Art for the people?

In Eve Fairbanks’ article “Overtime in Soccer City” published in last Sunday’s NY Times Magazine the author states that “real transfiguration often happens far from the cathedrals we build for it” (p. 15). Fairbanks was referring to the sense of South African pride that emerged not from the presence of large monumental football stadiums created by the government for the World Cup in 2010, but instead from the idea of the World Cup itself and more specifically from the public parks where people gather to watch matches on television, to play board games, and to commune with one another. So while architectural monuments or cathedrals to the World Cup remain largely empty, the ideas and sense of nationhood surrounding the World Cup as an event and symbol remain palpable sources of pride and South African identity.

It strikes me that this is so often the case, that the monuments we deliberately create to serve a community, to house culture, to act as inspirational forces in our lives do not always fulfill such lofty goals. And, instead, community and culture and inspiration come from more interstitial spaces, from the ideas and excitement that began the planning and building of those monuments in the first place.

Museums in particular serve this function. Board of Directors host architectural competitions in search of the most elaborate, creative, and grandeur redesigns of museums that, once built, aim to capture the hearts of city residents and the envy of other metropolises. But, after the newness has worn off, the objects housed inside these exquisite structures often go unseen or quickly viewed and then passed over for more dedicated time spent at the gift shop or cafe.

Perhaps the problem is not with the emphasis on these new monuments, on these cathedral-like spaces that we, as a society, build to house the material and cultural remnants of our past, but rather the problem lies in our approach to these objects. If we allow objects, now defined as works of art, to exist only in the architectural confines of a museum, we remove much of the life and meaning contained within their material forms. A second-century schist image of bodhisattva Avalokitesvara poised on a white pedestal in a strategically lit gallery has had much of its life-force as an image removed, its biography halted and subsumed within the larger museum collection in which it now resides. Its context as part of a larger stupa, as an image among many in an active Buddhist monastery is certainly gone, lost as much to shifts in political and cultural forces as to the deafening cadence of time passing.

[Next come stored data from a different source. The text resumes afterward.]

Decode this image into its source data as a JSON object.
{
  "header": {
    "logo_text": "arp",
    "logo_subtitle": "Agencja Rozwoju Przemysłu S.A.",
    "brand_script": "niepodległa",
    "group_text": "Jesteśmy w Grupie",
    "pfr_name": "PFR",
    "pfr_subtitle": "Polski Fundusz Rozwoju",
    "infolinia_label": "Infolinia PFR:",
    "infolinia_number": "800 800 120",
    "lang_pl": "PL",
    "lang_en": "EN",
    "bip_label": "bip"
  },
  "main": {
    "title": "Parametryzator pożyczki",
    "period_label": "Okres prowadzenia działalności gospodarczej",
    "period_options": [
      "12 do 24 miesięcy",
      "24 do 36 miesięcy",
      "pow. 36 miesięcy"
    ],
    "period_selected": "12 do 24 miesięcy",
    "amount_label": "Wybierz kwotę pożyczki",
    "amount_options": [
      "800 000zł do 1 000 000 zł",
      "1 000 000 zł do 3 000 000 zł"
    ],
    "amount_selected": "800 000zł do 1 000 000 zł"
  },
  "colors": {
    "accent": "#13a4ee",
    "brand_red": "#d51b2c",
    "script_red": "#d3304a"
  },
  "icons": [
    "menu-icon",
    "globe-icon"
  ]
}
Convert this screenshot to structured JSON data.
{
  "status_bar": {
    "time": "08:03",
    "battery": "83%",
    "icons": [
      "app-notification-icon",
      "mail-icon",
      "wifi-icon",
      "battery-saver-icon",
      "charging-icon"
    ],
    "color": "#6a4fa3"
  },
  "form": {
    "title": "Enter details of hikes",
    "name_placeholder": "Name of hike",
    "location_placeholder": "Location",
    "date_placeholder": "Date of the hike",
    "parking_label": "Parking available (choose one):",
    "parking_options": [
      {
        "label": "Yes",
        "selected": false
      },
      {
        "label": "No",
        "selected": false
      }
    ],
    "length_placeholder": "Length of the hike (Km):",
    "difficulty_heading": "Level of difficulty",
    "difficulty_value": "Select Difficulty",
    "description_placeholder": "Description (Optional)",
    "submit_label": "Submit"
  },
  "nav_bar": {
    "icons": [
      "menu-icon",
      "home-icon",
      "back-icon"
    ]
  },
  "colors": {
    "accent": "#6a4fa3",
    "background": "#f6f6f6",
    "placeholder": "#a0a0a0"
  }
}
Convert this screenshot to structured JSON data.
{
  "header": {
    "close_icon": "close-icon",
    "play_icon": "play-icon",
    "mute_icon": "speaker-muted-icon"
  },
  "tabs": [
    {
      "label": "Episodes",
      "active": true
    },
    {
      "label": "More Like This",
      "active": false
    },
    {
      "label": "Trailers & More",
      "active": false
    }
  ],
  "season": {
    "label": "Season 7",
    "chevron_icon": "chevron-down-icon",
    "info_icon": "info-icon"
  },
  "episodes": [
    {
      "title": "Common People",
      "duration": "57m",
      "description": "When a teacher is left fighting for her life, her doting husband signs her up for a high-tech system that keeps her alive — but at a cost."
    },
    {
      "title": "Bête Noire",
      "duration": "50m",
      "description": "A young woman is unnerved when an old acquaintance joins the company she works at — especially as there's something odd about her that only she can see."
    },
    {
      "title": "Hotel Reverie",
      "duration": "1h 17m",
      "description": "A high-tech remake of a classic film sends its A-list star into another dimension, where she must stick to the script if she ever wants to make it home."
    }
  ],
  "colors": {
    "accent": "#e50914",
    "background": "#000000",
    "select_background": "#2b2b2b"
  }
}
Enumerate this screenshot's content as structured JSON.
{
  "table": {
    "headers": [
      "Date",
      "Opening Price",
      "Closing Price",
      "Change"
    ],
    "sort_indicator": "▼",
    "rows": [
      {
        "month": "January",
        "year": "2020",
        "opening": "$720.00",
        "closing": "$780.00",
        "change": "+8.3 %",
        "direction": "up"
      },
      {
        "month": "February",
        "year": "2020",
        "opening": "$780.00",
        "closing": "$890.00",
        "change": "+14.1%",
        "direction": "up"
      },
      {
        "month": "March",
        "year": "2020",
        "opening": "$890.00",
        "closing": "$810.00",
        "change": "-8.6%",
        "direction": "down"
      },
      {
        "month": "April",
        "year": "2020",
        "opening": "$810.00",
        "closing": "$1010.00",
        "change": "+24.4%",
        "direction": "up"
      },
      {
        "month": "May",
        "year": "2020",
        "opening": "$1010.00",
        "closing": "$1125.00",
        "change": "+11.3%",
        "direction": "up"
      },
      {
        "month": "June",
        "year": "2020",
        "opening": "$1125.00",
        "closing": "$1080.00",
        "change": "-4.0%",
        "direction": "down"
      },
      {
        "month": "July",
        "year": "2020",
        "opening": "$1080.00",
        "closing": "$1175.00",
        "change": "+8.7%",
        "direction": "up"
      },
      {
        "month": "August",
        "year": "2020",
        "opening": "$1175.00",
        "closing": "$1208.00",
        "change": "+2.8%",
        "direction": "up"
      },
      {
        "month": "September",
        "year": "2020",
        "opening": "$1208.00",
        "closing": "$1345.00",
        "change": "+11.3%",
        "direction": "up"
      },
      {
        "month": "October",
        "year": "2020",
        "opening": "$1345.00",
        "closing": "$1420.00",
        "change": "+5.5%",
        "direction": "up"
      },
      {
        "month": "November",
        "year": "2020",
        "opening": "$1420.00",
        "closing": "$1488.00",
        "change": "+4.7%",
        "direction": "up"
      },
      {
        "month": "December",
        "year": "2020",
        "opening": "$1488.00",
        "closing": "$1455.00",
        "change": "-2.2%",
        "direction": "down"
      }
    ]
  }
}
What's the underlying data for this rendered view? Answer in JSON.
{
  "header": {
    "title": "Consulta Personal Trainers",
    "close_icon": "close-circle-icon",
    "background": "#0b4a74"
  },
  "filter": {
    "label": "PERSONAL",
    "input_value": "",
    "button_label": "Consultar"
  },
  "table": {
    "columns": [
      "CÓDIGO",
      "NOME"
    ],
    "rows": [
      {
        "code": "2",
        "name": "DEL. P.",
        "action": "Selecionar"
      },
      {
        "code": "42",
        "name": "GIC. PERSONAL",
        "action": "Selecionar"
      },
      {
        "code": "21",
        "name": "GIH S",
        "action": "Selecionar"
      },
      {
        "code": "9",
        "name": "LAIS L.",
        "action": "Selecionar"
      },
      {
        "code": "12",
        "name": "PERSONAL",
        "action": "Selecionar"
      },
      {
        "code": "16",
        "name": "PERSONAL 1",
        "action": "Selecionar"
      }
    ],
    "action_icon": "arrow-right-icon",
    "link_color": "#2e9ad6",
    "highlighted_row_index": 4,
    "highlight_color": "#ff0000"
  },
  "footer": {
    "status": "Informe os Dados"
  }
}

But what if, instead, this Avalokitsevara could find a physical home, even if temporary, in which to act as spiritual inspiration for potentially lost souls, as it was no doubt once intended; or perhaps could live amongst men and women in a public space as they went about their daily lives, conversing, existing; or could be privy to the sound of chanting and music, the smell of incense and cooked food, the touch of devotees and curious onlookers? Is it possible for this object to leave the comfort and security of the gallery, where it is surrounded by numerous other “like” images and as such serves to narrate a particular story about Buddhism, about history, about South Asian art?

Would such a move jeopardize its materiality and its value, or would it be perceived as fetishizing or gimmicky? After all, the Avalokitsevara has likely for many years been removed from its “original” religious context, categorized as art, and bought and sold in an art market that values its formal characteristics, its iconography, the quality of its carving, the color of its stone. The challenge then is how to balance both lives of an object like this – both its artistic and cultural presence – and how and where to do it that honors both. Can real engagement with historical objects happen outside the artistic and cultural cathedrals that we build to house them? Can a kind of transfiguration of sorts occur in which objects cease to be merely material and historical things and take on the forms of something more meaningful and inspirational? Can we find a way to harness some of the excitement and visual interest that these objects convey, but to do it outside, beyond, or in new ways within established spaces for art-viewing?